Aujourd’hui, 7 ans plus tard, l’investissement responsable fait l’objet de réflexions stratégiques chez l’ensemble des acteurs de la gestion d’actifs. Il couvre à présent une grande diversité d’approches souvent combinées entre elles dans le cadre des processus de gestion. Chacune répond, selon les cas, à des spécificités culturelles, sociales, historiques ou règlementaires.
Pouvez-vous nous décrire ce changement de paradigme ?
Clairement, l’environnement et le climat sont les thèmes qui ont permis de construire les fondations de cette nouvelle manière de pratiquer la finance. Ils ont été les catalyseurs d’une refonte en profondeur des pratiques d’analyse et de gestion. Cela s’explique par le fait que, contrairement aux considérations sociales et de gouvernance, pourtant centrale dans nos sociétés depuis la révolution industrielle, la protection de l’environnement et la lutte contre le dérèglement climatique est l’affaire de tous, riches comme pauvres. Il est désormais question, ici, de la survie de l’humanité.
Ce qui est intéressant, c’est que ce démarrage tardif et la dynamique qui a suivi laisse entrevoir de nombreuses conséquences positives en termes environnementaux, sociaux et de gouvernance. Ainsi, les travaux sur la biodiversité sont aujourd’hui bien engagés, tout comme ceux qui concernent l’égalité, le bien-être, la santé ou encore la gestion des déchets. Sans faire une liste à la Prévert, les 17 objectifs de développement durable de l’ONU sont en ce sens un référentiel intéressant.
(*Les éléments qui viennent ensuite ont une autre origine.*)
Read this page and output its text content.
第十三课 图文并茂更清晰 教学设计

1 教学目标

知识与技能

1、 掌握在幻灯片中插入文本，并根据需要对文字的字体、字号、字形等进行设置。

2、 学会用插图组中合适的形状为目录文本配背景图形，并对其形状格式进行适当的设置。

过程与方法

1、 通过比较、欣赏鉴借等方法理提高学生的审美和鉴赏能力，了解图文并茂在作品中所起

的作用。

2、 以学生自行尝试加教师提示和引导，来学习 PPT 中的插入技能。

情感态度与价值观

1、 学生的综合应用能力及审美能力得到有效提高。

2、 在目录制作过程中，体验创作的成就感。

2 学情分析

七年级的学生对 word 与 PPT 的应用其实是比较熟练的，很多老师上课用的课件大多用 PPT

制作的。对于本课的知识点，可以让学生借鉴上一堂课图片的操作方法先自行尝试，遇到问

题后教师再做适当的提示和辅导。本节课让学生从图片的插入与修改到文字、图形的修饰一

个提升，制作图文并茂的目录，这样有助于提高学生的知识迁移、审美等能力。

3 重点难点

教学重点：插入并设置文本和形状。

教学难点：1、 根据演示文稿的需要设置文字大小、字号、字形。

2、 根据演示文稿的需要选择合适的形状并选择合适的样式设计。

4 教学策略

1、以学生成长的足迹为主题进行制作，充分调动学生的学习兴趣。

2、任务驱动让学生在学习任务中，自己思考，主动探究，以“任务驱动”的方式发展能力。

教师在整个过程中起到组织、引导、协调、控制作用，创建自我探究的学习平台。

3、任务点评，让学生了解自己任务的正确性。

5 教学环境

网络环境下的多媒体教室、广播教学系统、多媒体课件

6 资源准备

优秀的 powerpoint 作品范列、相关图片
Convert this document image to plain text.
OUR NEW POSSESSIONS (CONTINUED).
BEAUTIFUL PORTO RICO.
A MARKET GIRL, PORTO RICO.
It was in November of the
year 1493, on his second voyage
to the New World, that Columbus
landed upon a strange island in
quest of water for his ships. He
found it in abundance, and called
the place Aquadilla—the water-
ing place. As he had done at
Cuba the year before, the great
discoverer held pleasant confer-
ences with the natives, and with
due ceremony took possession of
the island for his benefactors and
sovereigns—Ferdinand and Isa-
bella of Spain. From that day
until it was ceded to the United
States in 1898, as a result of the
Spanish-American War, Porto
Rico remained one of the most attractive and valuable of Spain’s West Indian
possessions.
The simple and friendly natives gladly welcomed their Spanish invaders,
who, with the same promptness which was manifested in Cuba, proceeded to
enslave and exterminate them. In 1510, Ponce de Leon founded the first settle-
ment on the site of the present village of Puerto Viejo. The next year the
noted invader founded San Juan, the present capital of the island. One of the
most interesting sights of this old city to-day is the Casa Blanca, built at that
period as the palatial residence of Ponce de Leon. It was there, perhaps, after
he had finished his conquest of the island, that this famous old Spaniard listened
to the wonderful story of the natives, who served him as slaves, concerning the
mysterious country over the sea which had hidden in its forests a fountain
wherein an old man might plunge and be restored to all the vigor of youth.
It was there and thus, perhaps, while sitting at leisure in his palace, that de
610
Certaines sociétés de gestion les utilisent d’ailleurs comme prisme d’analyse. Le phénomène en cours peut être décrit comme le passage d’une finance quasi exclusivement axée sur le rendement financier à une finance qui, sans oublier les exigences de résultats, remet l’humanité et son environnement au cœur des considérations économiques. Espérons qu’il s’agit bien là d’un changement de paradigme et que l’industrie financière transformera l’essai au cours des prochaines décennies en allant au bout des démarches initiées.
La gestion en “bon père de famille” pourrait-elle s’étendre à des solutions d’épargne pour le financement de grandes transformations sociétales ? Comment concevoir cette démarche ?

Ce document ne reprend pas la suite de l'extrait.